ただ、戦前から戦中にかけて、石川県の漆塗りの職人や東京に住んでいた関東竿の職人さんたちがうちに集まるようになる頃には、道楽も、れっきとした仕事として認められるようになっていました。一時期、埼玉県だけで和竿職人は200人以上いたそうですが、うちだけでも住み込みで12人の職人さんがいました。戦後しばらくして昭和の中頃が、最盛期だったようです。昭和56年、三代目、正信の頃には、独自の「螺鈿塗り」手法で特許を取得し、黄綬褒章もいただきました。



「覚悟」はお客さんに磨かれる



野本公敬氏:
私が生まれたのは、そんな時代になる少し前。まだ初代が生きている頃でした。曾祖父・由太郎は、私が生まれて数年で亡くなるのですが、彼を含む家人からは、跡継ぎということで小さい頃から商談に同席させられ、頭を下げ、「練習」をさせられていました。今思えば、商売人としてのイロハを覚えさせるつもりだったんでしょうか。その頃は口下手だったし、ずいぶんと恥ずかしかったのを覚えています。

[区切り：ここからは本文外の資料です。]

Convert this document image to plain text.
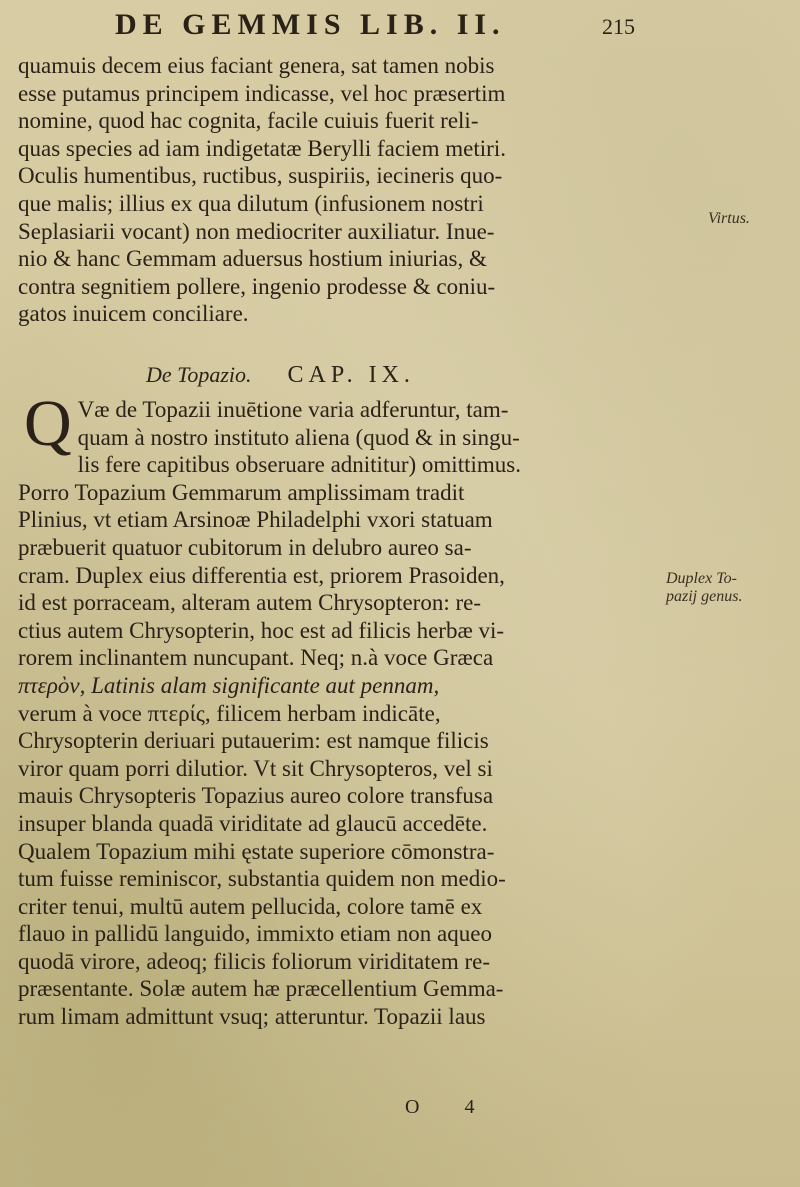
DE GEMMIS LIB. II.	215
quamuis decem eius faciant genera, sat tamen nobis
esse putamus principem indicasse, vel hoc præsertim
nomine, quod hac cognita, facile cuiuis fuerit reli-
quas species ad iam indigetatæ Berylli faciem metiri.
Oculis humentibus, ructibus, suspiriis, iecineris quo-
que malis; illius ex qua dilutum (infusionem nostri
Seplasiarii vocant) non mediocriter auxiliatur. Inue-
nio & hanc Gemmam aduersus hostium iniurias, &
contra segnitiem pollere, ingenio prodesse & coniu-
gatos inuicem conciliare.
De Topazio. CAP. IX.
Q Væ de Topazii inuētione varia adferuntur, tam-
quam à nostro instituto aliena (quod & in singu-
lis fere capitibus obseruare adnititur) omittimus.
Porro Topazium Gemmarum amplissimam tradit
Plinius, vt etiam Arsinoæ Philadelphi vxori statuam
præbuerit quatuor cubitorum in delubro aureo sa-
cram. Duplex eius differentia est, priorem Prasoiden,
id est porraceam, alteram autem Chrysopteron: re-
ctius autem Chrysopterin, hoc est ad filicis herbæ vi-
rorem inclinantem nuncupant. Neq; n.à voce Græca
πτερὸν, Latinis alam significante aut pennam,
verum à voce πτερίς, filicem herbam indicāte,
Chrysopterin deriuari putauerim: est namque filicis
viror quam porri dilutior. Vt sit Chrysopteros, vel si
mauis Chrysopteris Topazius aureo colore transfusa
insuper blanda quadā viriditate ad glaucū accedēte.
Qualem Topazium mihi ęstate superiore cōmonstra-
tum fuisse reminiscor, substantia quidem non medio-
criter tenui, multū autem pellucida, colore tamē ex
flauo in pallidū languido, immixto etiam non aqueo
quodā virore, adeoq; filicis foliorum viriditatem re-
præsentante. Solæ autem hæ præcellentium Gemma-
rum limam admittunt vsuq; atteruntur. Topazii laus
Virtus.
Duplex To-
pazij genus.
O 4
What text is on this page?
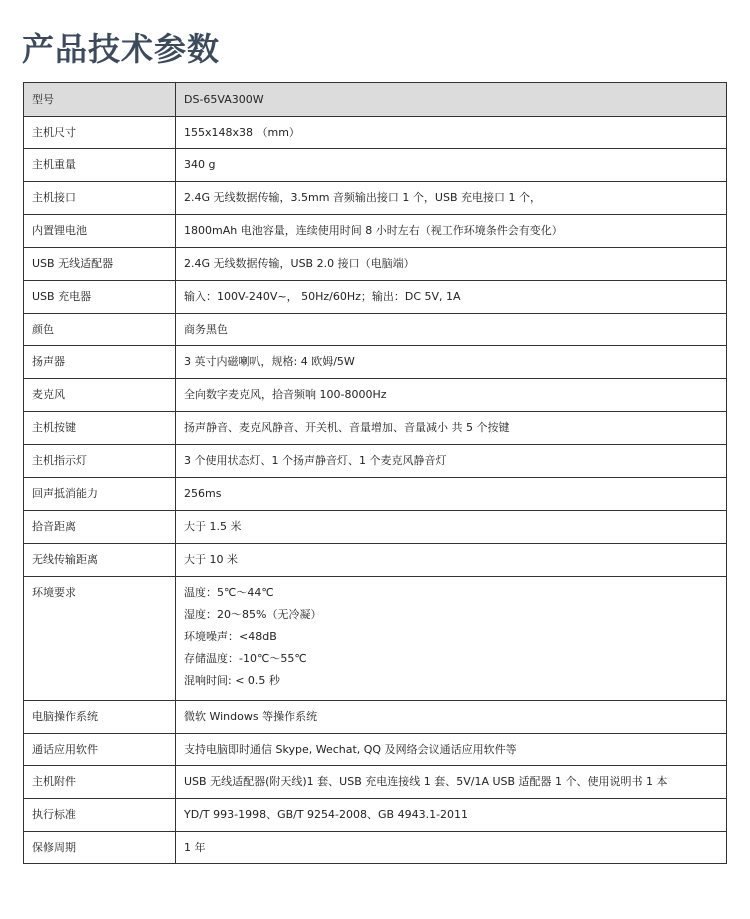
产品技术参数
型号	DS-65VA300W
主机尺寸	155x148x38 （mm）
主机重量	340 g
主机接口	2.4G 无线数据传输，3.5mm 音频输出接口 1 个，USB 充电接口 1 个，
内置锂电池	1800mAh 电池容量，连续使用时间 8 小时左右（视工作环境条件会有变化）
USB 无线适配器	2.4G 无线数据传输，USB 2.0 接口（电脑端）
USB 充电器	输入：100V-240V~， 50Hz/60Hz；输出：DC 5V, 1A
颜色	商务黑色
扬声器	3 英寸内磁喇叭，规格: 4 欧姆/5W
麦克风	全向数字麦克风，拾音频响 100-8000Hz
主机按键	扬声静音、麦克风静音、开关机、音量增加、音量减小 共 5 个按键
主机指示灯	3 个使用状态灯、1 个扬声静音灯、1 个麦克风静音灯
回声抵消能力	256ms
拾音距离	大于 1.5 米
无线传输距离	大于 10 米
环境要求	温度：5℃～44℃
湿度：20～85%（无冷凝）
环境噪声：<48dB
存储温度：-10℃～55℃
混响时间: < 0.5 秒

电脑操作系统	微软 Windows 等操作系统
通话应用软件	支持电脑即时通信 Skype, Wechat, QQ 及网络会议通话应用软件等
主机附件	USB 无线适配器(附天线)1 套、USB 充电连接线 1 套、5V/1A USB 适配器 1 个、使用说明书 1 本
执行标准	YD/T 993-1998、GB/T 9254-2008、GB 4943.1-2011
保修周期	1 年
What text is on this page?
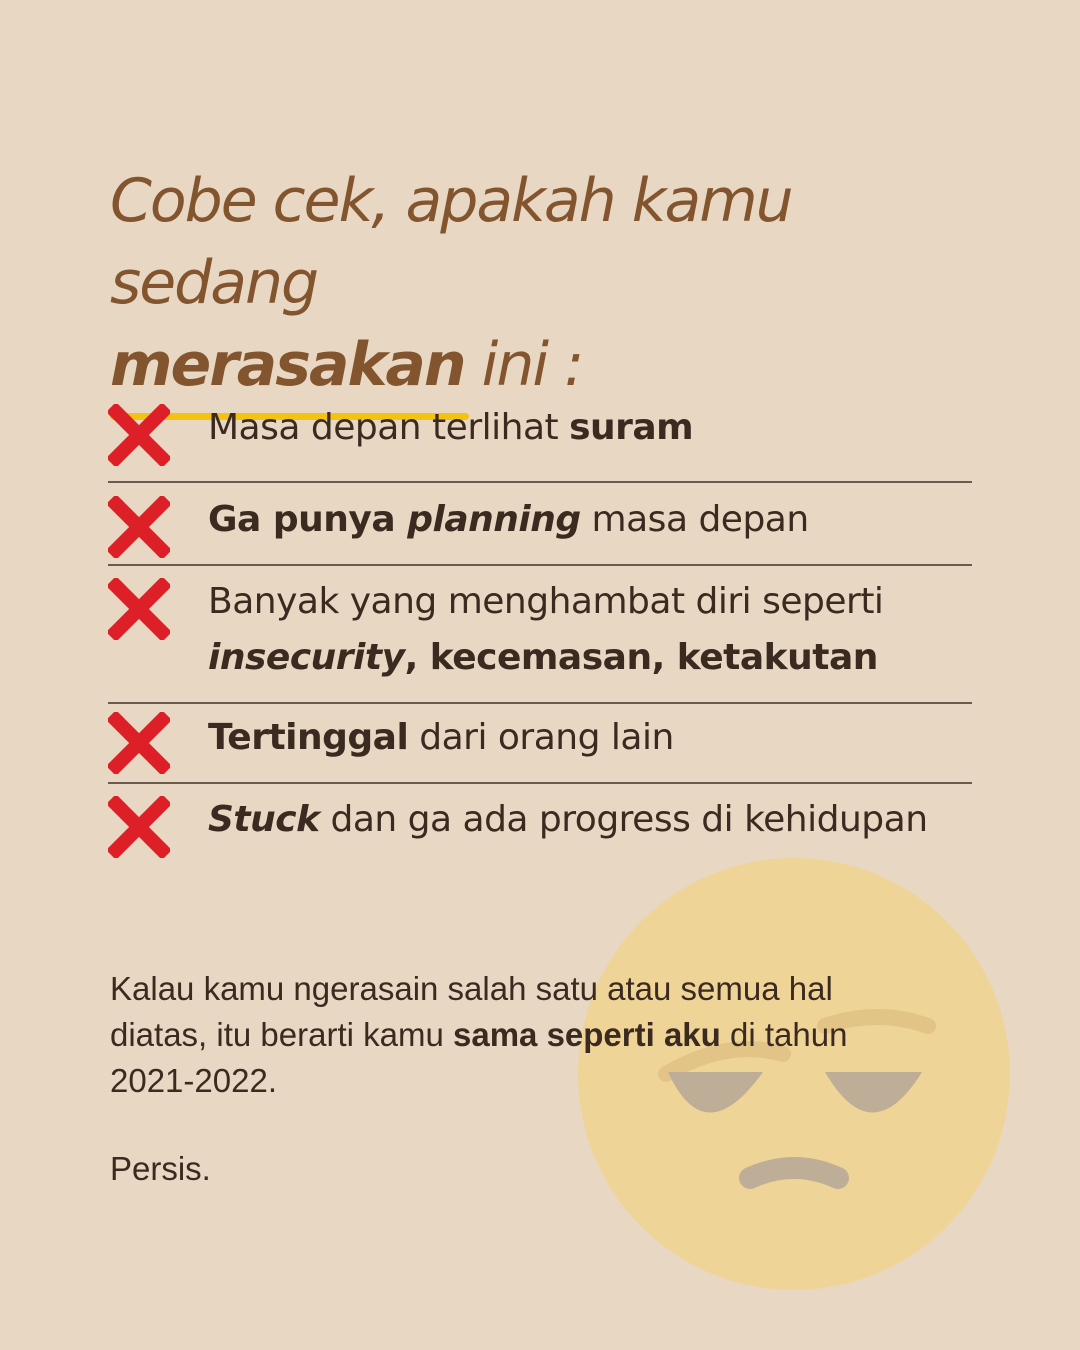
Cobe cek, apakah kamu sedang
merasakan
ini :
Masa depan terlihat suram
Ga punya planning masa depan
Banyak yang menghambat diri seperti insecurity, kecemasan, ketakutan
Tertinggal dari orang lain
Stuck dan ga ada progress di kehidupan
Kalau kamu ngerasain salah satu atau semua hal diatas, itu berarti kamu sama seperti aku di tahun 2021-2022.
Persis.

三代目である父、正信も、同じように私に跡を継がせようと、私が小さい頃からことあるごとに「勉強したらバカになる」とか「人間味がなくなる」と、ずいぶん滅茶苦茶なことを言っては、とにかく私に遊ぶことを推奨していました(笑)。

そのうち「親父の言う通りにしてちゃ、マズいんじゃないか」と思うようになり、夏休みも休日も返上して働き、もちろん家業も継ぐことを条件に、自ら進んで、大学進学を交渉していました。

そんな具合だったので、小さい頃から釣りには親しんでいて、お客さんや、家にいた職人さんと、しょっちゅう出かけていましたね。竿づくりを手がけるようになったのは、15歳くらいだったと思います。この時は「ちょっと、こっちに来て手伝って」という感じで、「今日からこの道に進むんだ」というような覚悟は、正直ありませんでした。

――覚悟のうえでの継承、ではなかった。



野本公敬氏:
家業を持つ家の跡取り、二世や三世なんていうのはみんなそんな感じだと思いますけどね。親たちを見て「儲かりそうだ」とか「かっこいい」とか「なんとなく」とか。継ぐ時点では、喜びも厳しさも何も知らない訳ですし。覚悟は、自分でするというより、それから仕事を重ねていくことで、お客さんから磨かれていくものだと思いますよ。

私が家業を継いだのは大学を卒業してすぐでしたが、竿制作一筋の父の代わりに、全国へと販路を拡げるのが、私の最初の仕事でした。その中で、たくさんのお客さんと接することで、覚悟は次第に磨かれていきました。